In June an alleged Barrio 18 gang member was strangled by her cellmates within the National Women’s Penitentiary for Social Adaptation near the Honduran capital of Tegucigalpa, La Tribuna reported.
The violent incident came just weeks after a group of alleged Barrio 18 members set fire to the prison and stabbed and killed six suspected rival gang members in the MS13.
Four of the victims had been at the prison for three days after being captured by Honduras’ National Anti-Gang Force in Tegucigalpa, where they had extorted local shopkeepers. The murders reportedly occurred with the prison director’s knowledge, according to statements from various inmates in a video that made the rounds in the media days later.
“The prison director didn’t do a thing. She saw when the gang members murdered these women, but why didn’t she speak up?” said one of the inmates. Another attempted uprising in the prison occurred the day the video circulated, but nobody was killed. The female prison’s inmate population is nearly double its capacity.
Gang violence, just like bribing prison authorities and other forms of control, are common in Honduras’ male prisons where they have provoked various bloody battles between the MS13 and Barrio 18.

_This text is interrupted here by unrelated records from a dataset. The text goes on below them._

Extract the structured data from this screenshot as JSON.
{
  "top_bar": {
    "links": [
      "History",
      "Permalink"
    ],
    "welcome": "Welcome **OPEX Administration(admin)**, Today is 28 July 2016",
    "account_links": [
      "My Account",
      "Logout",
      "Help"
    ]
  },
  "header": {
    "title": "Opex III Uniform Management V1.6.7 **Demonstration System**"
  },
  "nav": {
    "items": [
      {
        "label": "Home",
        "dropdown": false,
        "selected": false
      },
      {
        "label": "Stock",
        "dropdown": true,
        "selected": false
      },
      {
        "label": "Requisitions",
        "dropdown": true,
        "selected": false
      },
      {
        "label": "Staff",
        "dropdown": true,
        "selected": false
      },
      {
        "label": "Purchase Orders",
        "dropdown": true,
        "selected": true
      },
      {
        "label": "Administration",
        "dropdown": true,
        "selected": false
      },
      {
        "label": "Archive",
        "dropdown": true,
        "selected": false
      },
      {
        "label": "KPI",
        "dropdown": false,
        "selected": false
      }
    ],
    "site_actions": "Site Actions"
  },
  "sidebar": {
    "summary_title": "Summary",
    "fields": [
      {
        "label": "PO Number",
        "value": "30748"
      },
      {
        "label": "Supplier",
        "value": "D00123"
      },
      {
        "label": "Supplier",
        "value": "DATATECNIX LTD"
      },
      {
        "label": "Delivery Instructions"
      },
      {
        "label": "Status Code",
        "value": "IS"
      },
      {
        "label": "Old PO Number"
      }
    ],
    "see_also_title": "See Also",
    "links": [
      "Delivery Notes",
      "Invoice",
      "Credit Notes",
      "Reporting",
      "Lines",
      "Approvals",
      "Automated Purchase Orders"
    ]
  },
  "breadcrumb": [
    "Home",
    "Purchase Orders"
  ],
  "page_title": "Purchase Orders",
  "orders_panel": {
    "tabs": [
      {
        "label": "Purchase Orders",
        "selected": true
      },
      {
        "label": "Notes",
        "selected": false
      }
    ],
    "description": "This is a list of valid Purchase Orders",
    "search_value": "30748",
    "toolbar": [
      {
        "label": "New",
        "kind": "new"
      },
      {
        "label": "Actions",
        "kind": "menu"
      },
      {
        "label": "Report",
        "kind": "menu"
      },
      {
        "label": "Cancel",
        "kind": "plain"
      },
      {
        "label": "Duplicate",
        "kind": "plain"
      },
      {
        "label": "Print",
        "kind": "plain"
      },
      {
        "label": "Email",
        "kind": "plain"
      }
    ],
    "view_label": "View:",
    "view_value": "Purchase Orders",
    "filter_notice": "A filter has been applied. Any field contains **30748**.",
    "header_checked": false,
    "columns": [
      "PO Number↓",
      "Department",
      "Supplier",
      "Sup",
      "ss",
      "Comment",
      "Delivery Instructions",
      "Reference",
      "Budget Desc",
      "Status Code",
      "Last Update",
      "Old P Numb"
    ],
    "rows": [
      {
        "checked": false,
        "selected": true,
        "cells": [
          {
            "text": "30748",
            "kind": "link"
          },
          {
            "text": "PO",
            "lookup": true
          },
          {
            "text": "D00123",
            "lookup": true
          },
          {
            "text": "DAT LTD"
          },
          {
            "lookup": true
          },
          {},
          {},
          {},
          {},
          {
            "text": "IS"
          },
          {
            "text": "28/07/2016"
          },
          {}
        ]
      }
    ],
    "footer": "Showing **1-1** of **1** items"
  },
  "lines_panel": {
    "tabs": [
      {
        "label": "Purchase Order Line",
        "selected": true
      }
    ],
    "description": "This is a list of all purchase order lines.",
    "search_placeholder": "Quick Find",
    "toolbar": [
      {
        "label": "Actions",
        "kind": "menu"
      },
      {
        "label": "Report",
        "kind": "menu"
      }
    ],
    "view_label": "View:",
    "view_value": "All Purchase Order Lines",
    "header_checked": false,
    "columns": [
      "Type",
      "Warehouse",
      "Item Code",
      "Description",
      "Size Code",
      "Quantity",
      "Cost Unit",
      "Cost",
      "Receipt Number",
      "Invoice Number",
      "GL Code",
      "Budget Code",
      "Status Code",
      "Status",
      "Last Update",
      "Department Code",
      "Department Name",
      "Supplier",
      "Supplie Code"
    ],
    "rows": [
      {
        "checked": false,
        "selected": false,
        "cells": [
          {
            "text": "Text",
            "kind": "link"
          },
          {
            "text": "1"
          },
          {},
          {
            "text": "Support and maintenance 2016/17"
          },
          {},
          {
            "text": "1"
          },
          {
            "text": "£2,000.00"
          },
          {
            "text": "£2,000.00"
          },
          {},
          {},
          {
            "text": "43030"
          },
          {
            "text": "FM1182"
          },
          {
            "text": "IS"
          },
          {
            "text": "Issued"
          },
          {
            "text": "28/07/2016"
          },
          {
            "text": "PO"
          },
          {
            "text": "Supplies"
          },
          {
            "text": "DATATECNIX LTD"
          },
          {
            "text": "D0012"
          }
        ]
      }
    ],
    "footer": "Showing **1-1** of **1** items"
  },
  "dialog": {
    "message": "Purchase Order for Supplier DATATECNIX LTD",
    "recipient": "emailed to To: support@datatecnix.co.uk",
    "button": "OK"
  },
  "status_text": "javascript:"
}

However, until now, it was unusual to see this type of violence in female prisons, including in El Salvador and Guatemala, where there’s also a sizable presence of jailed female gang members and collaborators.
If women associated with gangs in Central America’s Northern Triangle haven’t shown the same level of violence and control within prisons as their male counterparts, the brutal killings in Tegucigalpa show this may be changing.